Abstract. Pulmonary embolism is an urgent problem today. Diseases of the cardiovascular system, hereditary factors of impaired hemostasis, childbirth and pregnancy, surgical interventions, injuries, immobilization, dehydration, etc., can be risk factors for increased blood clot formation. In addition, one of the factors that significantly increases the risk of thrombosis is malignant neoplasms. It should be noted that there are factors that are rarely mentioned in the scientific literature as a risk factor for thrombosis, for example, blood hypereosinophilia. An increase in the level of eosinophils in peripheral blood can occur against the background of allergic and autoimmune diseases, parasitic and fungal infections, some diseases of the gastrointestinal tract, bone marrow diseases. The article reveals the pathogenetic basis of the influence of hypereosinophilia on the risk of thrombosis. Hypereosinophilia syndrome is closely associated with thrombosis, which may recur despite adequate anticoagulation or warfarin therapy.

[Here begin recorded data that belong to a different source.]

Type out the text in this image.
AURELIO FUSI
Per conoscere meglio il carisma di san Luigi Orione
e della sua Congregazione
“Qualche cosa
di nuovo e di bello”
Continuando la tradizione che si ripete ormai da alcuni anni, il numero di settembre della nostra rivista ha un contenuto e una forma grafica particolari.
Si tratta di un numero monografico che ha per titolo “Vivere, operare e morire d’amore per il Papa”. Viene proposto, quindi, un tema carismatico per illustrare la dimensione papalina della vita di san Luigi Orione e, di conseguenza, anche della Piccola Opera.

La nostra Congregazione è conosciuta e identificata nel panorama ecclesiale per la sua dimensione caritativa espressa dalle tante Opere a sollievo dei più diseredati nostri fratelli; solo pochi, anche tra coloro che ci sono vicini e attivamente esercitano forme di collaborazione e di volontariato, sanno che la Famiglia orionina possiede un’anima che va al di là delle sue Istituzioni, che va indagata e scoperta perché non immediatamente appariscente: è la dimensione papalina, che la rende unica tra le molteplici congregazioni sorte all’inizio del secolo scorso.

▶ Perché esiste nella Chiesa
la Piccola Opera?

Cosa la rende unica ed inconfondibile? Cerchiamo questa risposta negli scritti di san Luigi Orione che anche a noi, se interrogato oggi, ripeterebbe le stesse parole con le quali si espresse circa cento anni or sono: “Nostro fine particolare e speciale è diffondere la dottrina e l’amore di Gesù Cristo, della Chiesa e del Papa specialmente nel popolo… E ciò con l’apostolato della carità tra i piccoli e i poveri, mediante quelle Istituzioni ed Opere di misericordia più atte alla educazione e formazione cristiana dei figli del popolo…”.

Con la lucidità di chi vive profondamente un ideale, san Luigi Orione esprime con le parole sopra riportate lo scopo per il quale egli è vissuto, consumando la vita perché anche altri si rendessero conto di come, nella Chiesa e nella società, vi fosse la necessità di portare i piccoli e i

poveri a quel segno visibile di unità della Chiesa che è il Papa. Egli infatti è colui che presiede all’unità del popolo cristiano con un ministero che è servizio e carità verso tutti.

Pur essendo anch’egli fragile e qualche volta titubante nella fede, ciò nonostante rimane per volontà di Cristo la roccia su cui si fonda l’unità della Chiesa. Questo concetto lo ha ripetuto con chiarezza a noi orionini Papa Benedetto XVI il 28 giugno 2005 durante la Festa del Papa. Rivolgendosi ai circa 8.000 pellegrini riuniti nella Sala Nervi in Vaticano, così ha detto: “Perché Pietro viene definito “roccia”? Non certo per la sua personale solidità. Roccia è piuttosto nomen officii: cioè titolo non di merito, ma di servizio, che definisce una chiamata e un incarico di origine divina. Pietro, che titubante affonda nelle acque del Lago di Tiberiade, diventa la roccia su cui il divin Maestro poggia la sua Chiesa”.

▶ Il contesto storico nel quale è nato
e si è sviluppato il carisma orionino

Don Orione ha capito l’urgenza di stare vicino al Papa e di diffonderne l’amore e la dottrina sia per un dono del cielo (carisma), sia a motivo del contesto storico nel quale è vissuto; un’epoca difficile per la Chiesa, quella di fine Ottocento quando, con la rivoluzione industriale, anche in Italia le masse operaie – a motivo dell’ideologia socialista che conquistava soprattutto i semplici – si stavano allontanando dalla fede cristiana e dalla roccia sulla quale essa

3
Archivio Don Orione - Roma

Eosinophils accumulate and express tissue factor and after its activation can initiate coagulation. The article describes the clinical case of a patient with lung cancer, which was accompanied by a leukemic reaction in the form of hypereosinophilia, and was complicated by deep vein thrombosis of the lower extremities and pulmonary embolism. The example of a clinical case shows the complex mechanism of hemostasis disorders against the background of the presence of a malignant neoplasm, especially when combined with paraneoplastic hypereosinophilia, which is an additional risk factor for the development of treatment-resistant venous thrombosis of various locations and thromboembolism of the pulmonary artery and requires preventive anticoagulation therapy, as well as more intensive and long-term anticoagulant therapy when deep vein thrombosis and pulmonary embolism has already developed.